Andrei, dudaklarının kenarında hafif bir tebessümle, "Planımız bu değil miydi zaten, Pakhan?" dedi, ama bu kez bir şeyler değişmişti, bunu hissedebiliyordu.

"Zamanımız yok, en kısa sürede halledilmesi gerekiyor," dedim. İçimdeki öfke, su yüzüne çıkmak üzere olan bir dalga gibiydi.

"Viktor?" diye sordu. Adımla seslenmesi nadirdi. Her şeyin ciddiyetini anladığını biliyordum. "İntikam alınacak. Ama sabırlı olmalı ve akılcı hareket etmeliyiz," diye ekledi.

"Vera'ya yaklaşırsa..." dedim, sesi tehdit doluydu.

"İzin vermem. Senin için ne kadar özel olduğunun farkındayım. Ona asla dokunmasına müsaade etmem," dedi kararlı bir şekilde.

"Onunla evleneceğim," dedim. Bu seferki kararım her zamankinden daha kesin ve netti.
Andrei gülümsedi. "İddiaya girmiştik."

"Ne iddiası?" diye sordum, kaşlarımı kaldırarak.

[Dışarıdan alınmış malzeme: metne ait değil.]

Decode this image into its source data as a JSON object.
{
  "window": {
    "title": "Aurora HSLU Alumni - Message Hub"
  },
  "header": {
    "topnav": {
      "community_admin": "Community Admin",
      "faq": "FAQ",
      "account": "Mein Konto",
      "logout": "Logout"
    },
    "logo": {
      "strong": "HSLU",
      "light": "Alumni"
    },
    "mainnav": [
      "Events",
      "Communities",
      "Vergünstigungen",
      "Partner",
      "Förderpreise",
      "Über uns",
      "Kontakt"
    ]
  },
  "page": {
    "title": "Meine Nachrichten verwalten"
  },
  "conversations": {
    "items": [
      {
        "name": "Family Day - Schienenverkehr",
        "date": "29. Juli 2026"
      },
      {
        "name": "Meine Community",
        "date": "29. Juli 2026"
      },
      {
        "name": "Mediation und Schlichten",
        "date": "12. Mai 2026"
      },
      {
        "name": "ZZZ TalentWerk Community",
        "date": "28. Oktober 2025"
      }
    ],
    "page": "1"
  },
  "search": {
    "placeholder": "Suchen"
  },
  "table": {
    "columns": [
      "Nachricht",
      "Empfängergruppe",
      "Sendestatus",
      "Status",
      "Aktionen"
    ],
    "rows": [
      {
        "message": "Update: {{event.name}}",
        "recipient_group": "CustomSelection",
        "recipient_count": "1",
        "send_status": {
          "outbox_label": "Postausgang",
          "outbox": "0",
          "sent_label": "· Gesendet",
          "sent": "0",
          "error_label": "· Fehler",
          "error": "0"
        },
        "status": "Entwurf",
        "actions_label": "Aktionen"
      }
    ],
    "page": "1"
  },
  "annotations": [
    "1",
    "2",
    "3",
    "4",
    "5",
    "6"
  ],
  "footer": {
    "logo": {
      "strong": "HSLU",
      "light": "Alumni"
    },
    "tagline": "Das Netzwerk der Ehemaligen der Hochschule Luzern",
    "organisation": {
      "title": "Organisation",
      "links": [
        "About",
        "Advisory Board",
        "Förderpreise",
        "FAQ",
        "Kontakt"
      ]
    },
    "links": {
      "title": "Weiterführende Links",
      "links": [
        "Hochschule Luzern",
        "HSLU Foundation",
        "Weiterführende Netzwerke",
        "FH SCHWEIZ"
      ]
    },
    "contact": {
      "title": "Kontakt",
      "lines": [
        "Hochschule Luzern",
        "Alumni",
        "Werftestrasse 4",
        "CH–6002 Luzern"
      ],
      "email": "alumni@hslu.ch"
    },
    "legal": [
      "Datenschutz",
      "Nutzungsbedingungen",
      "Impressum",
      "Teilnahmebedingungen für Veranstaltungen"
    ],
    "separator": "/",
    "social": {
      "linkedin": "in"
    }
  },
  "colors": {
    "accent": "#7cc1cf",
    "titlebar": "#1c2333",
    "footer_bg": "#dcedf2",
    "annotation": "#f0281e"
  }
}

"Altı ay içinde evleneceğini söylemiştim." Ona ters bir bakış attım ama içimdeki gülümsemeyi bastıramadım. "Öyle görünüyor."

Masaya geçtik ve ciddiyetle planları gözden geçirdik. "İşi hızlandıracağım, ama akıllıca davranacağız," diye uyardı.

"Sana güveniyorum," dedim onu onaylayarak.

"Da, Viktor," dedi, dostluğumuzun ve sadakatimizin yıllara dayandığını bir kez daha vurgulayarak. " Ty moya sem'ya" (Sen benim ailemsin).